There was another long pause, and the man's head was bowed in his hands once more. Presently he went on again, but at first without lifting his head.

"We did it, gentlemen," he said—"we did it. We crawled into San Cristobel at the end of five days; and from that moment my dear wife has never once stood upright on her feet. So we came out of it, and the baby, Claire, was the one that suffered least. She was too young to understand, and her mother—her mother saved her, when I could not save the boys!"

He paused again, and presently sat up, pale, but in full command of himself. "You will excuse me, gentlemen, I am sure, and make allowances for my feelings," he said. "There is not a great deal more to tell. Mayes did not last long in Hayti. Domingue was overthrown, and Mayes left the island, I was told, and made for another part of the world. Years afterward I heard of his being in China, though what truth there may have been in the rumour I cannot say.
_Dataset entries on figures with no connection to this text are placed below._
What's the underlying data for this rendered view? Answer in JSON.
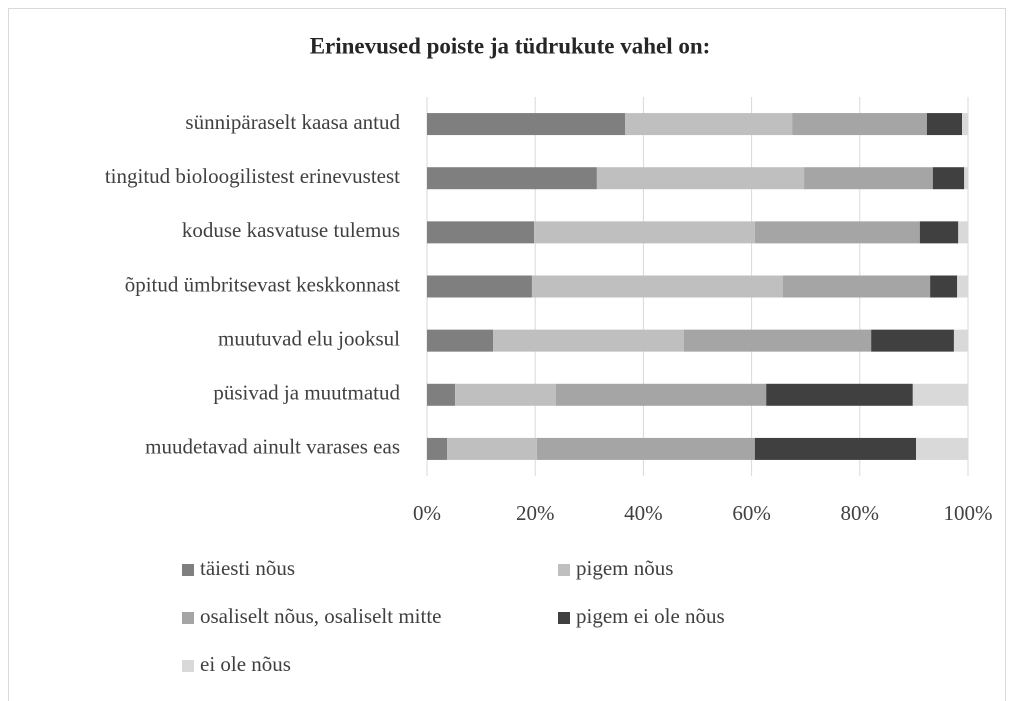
{
  "chart_data": {
    "type": "stacked_bar_horizontal",
    "title": "Erinevused poiste ja tüdrukute vahel on:",
    "categories": [
      "sünnipäraselt kaasa antud",
      "tingitud bioloogilistest erinevustest",
      "koduse kasvatuse tulemus",
      "õpitud ümbritsevast keskkonnast",
      "muutuvad elu jooksul",
      "püsivad ja muutmatud",
      "muudetavad ainult varases eas"
    ],
    "series": [
      {
        "name": "täiesti nõus",
        "color": "#7f7f7f",
        "values": [
          36.6,
          31.4,
          19.8,
          19.4,
          12.2,
          5.2,
          3.7
        ]
      },
      {
        "name": "pigem nõus",
        "color": "#bfbfbf",
        "values": [
          30.9,
          38.3,
          40.8,
          46.4,
          35.3,
          18.6,
          16.6
        ]
      },
      {
        "name": "osaliselt nõus, osaliselt mitte",
        "color": "#a5a5a5",
        "values": [
          24.9,
          23.8,
          30.5,
          27.2,
          34.6,
          38.9,
          40.3
        ]
      },
      {
        "name": "pigem ei ole nõus",
        "color": "#404040",
        "values": [
          6.5,
          5.8,
          7.1,
          5.0,
          15.3,
          27.1,
          29.8
        ]
      },
      {
        "name": "ei ole nõus",
        "color": "#d9d9d9",
        "values": [
          1.1,
          0.7,
          1.8,
          2.0,
          2.6,
          10.2,
          9.6
        ]
      }
    ],
    "xlim": [
      0,
      100
    ],
    "xticks": [
      {
        "value": 0,
        "label": "0%"
      },
      {
        "value": 20,
        "label": "20%"
      },
      {
        "value": 40,
        "label": "40%"
      },
      {
        "value": 60,
        "label": "60%"
      },
      {
        "value": 80,
        "label": "80%"
      },
      {
        "value": 100,
        "label": "100%"
      }
    ],
    "grid": true
  }
}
"My friend in San Cristobel—he was a cousin, in fact—put me on my legs again, and after a while he helped me to begin business at San Domingo, under my present name, Peytral, which, in fact, was my mother's maiden name. There came a sudden push in trade with the United States about this time, and I went into my affairs with the more energy to distract my thoughts. In fifteen years—to cut a long story short—I had made the small competency which I have brought to England with me, with the idea of a peaceful end to my life and my wife's; though I doubt if I am to have that now. I doubt it, and I will tell you why. Mr. Hewitt, when I went away without warning on Thursday night I was dogging Mayes!"

Hewitt nodded, with no sign of surprise. "And the man killed in the barn?"

"That is one more of his thousand crimes, without a doubt. Though it differs. Do you know what drew my attention to the murders of the men Denson and Mason, and so set me thinking? In each case the murder was by strangulation, and the medical evidence at the inquests showed that it was effected by means of a tourniquet. In fact, in the second case, the tourniquet itself was left behind."